Mitsubishi Electric Halle in Düsseldorf Nick Cave & The Bad Seeds gaben ein fabelhaftes Konzert

DÜSSELDORF · Mit "Push The Sky Away" haben Nick Cave & The Bad Seeds im vergangenen Februar ein Album für den Kanon der Popmusik herausgebracht. In der Mitsubishi Electric Halle in Düsseldorf eröffnete die Band am Dienstagabend ihr Konzert vor 5500 Zuhörern mit "We No Who U R", dem ersten Stück des neuen Albums.

 Er macht immer eine gute Figur: Popstar und Stil-Ikone Nick Cave im Düsseldorfer Konzert.

Er macht immer eine gute Figur: Popstar und Stil-Ikone Nick Cave im Düsseldorfer Konzert.

Foto: Thomas Brill

Doch auch die rund dreißigjährige Bandvergangenheit wurde an diesem großartigen Abend lebendig: mit Songs wie "Watching Alice", "Tupelo", "From Her To Eternity", "The Mercy Seat", "Red Right Hand", "Papa Won't Leave You, Henry" und "West Country Girl". Das Konzert endete mit einer Ballade, dem neuen Song "Give Us A Kiss". Er ließ auf ein neues Album hoffen.

Cave, 56, ist ein Mann extremer Gefühle. Mit quasi-religiöser Inbrunst singt er von himmlischen Freuden und höllischen Qualen. Mörderballaden gehören zu seinem Kerngeschäft. Manchmal schien es, als wollte da einer, der sich mit Vorliebe im Kopf von Kranken und Verrückten einnistet, böse Geister austreiben. Als er musikalische Horrorszenarios wie "The Mercy Seat" und "Red Right Hand" mit kräftigen Farben ausmalte, bewegte sich der Sänger ein ums andere Mal wie von Stromschlägen geschüttelt. Jim Sclavunos am Schlagzeug trommelte dazu ohrenbetäubende Klang-Gewitter herbei.

"Jubilee Street" begann bewusst lakonisch, mit einem verschleppten Rhythmus, der in eine Explosion, einen Vulkanausbruch mündete. Warren Ellis, bearbeitete seine Geige wie ein Hexeninstrument, sie konnte förmlich jaulen und schreien. Vergesst David Garrett als Paganini!
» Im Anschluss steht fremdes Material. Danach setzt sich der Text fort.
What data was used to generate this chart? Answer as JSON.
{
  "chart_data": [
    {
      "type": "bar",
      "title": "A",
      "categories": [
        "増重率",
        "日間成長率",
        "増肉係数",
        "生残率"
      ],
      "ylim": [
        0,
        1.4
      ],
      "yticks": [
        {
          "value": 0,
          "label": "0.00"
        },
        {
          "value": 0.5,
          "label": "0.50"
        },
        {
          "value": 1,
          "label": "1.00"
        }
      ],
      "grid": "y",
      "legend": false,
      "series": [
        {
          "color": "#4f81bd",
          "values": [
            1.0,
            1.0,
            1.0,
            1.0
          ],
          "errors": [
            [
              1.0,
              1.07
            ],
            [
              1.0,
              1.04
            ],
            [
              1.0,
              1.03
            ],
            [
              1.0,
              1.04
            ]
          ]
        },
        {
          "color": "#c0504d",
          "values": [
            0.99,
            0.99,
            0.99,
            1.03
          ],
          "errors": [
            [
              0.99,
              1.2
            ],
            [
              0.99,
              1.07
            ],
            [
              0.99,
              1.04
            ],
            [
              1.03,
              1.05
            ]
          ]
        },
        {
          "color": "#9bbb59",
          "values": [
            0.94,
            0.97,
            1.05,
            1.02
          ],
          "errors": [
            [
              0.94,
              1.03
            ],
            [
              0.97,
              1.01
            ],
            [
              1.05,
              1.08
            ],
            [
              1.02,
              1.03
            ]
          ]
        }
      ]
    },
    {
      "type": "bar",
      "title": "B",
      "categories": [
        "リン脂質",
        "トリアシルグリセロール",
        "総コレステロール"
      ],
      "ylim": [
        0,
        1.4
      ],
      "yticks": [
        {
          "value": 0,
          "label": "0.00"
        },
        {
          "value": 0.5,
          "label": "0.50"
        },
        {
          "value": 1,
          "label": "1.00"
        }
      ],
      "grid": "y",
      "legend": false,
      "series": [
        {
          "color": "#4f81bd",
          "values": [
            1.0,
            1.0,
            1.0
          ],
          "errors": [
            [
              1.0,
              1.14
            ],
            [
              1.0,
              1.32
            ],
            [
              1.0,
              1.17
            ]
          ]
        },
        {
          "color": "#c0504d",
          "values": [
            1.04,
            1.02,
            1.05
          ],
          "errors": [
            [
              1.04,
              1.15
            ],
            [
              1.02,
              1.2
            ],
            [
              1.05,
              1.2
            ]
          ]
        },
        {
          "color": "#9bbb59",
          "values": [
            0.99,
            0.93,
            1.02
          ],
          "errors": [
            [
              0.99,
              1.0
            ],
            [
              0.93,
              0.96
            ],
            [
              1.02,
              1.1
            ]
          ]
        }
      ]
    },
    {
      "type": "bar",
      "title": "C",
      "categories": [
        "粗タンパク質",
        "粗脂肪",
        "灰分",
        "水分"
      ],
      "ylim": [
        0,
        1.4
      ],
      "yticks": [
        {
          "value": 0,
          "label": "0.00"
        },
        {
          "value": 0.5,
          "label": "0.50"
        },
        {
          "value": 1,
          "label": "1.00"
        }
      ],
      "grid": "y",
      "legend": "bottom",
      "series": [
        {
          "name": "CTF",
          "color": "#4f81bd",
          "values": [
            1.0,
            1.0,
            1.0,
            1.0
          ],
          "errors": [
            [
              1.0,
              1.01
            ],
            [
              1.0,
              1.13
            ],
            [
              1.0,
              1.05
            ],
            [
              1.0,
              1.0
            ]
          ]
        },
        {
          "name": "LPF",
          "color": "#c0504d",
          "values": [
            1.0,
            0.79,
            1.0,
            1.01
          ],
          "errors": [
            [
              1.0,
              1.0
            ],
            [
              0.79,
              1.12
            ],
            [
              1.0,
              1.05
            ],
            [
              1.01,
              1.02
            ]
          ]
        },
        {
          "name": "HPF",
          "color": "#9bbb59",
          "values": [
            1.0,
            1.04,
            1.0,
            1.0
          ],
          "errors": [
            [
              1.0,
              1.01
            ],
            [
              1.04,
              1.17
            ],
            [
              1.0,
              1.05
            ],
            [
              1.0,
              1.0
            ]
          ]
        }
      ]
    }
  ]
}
Das Exzessive und Rasende hatte Methode im Konzert, die Musiker verausgabten sich, bis an die Grenzen des Irrsinns, wie es manchmal anmutete - aber sie verloren nie die Kontrolle über den musikalischen Ausdruck. Die wilde Raserei blieb immer Kunst. Und dann kamen immer wieder als Kontrast die intensiv poetischen, ausgefeilt balladesken Akzente. "West Country Girl" war ein leicht schräges, aber sehr sinnliches Liebeslied. Cave ist, neben dem elegischen Grundempfinden und den aggressiven Affekten, der Meister wunderbar zärtlicher Songs.

Früher nannte er so etwas "Babykotze". Jetzt stürzt er sich mit dem Sendungsbewusstsein eines Gospelchor-Vorsängers in Stücke wie "Into Your Arms". "Higgs Boson Blues" hingegen oder "Stagger Lee" erschienen wie eine fiebrige Albtraumfantasie respektive wie der mit Schockeffekten verzierte Amoklauf eines Psychopathen. Ohne großes Drama sind Nick Cave & The Bad Seeds nicht zu haben. Mehr Leidenschaft geht nicht in einem Konzert, mehr Vitalität auch nicht. Mit 56 Jahren ist Nick Cave noch längst nicht auf dem Gipfel seiner Karriere angekommen.

Info: Am 29. November erscheint von Nick Cave & The Bad Seeds der Konzertmitschnitt "Live From KCRW" (Rough Trade).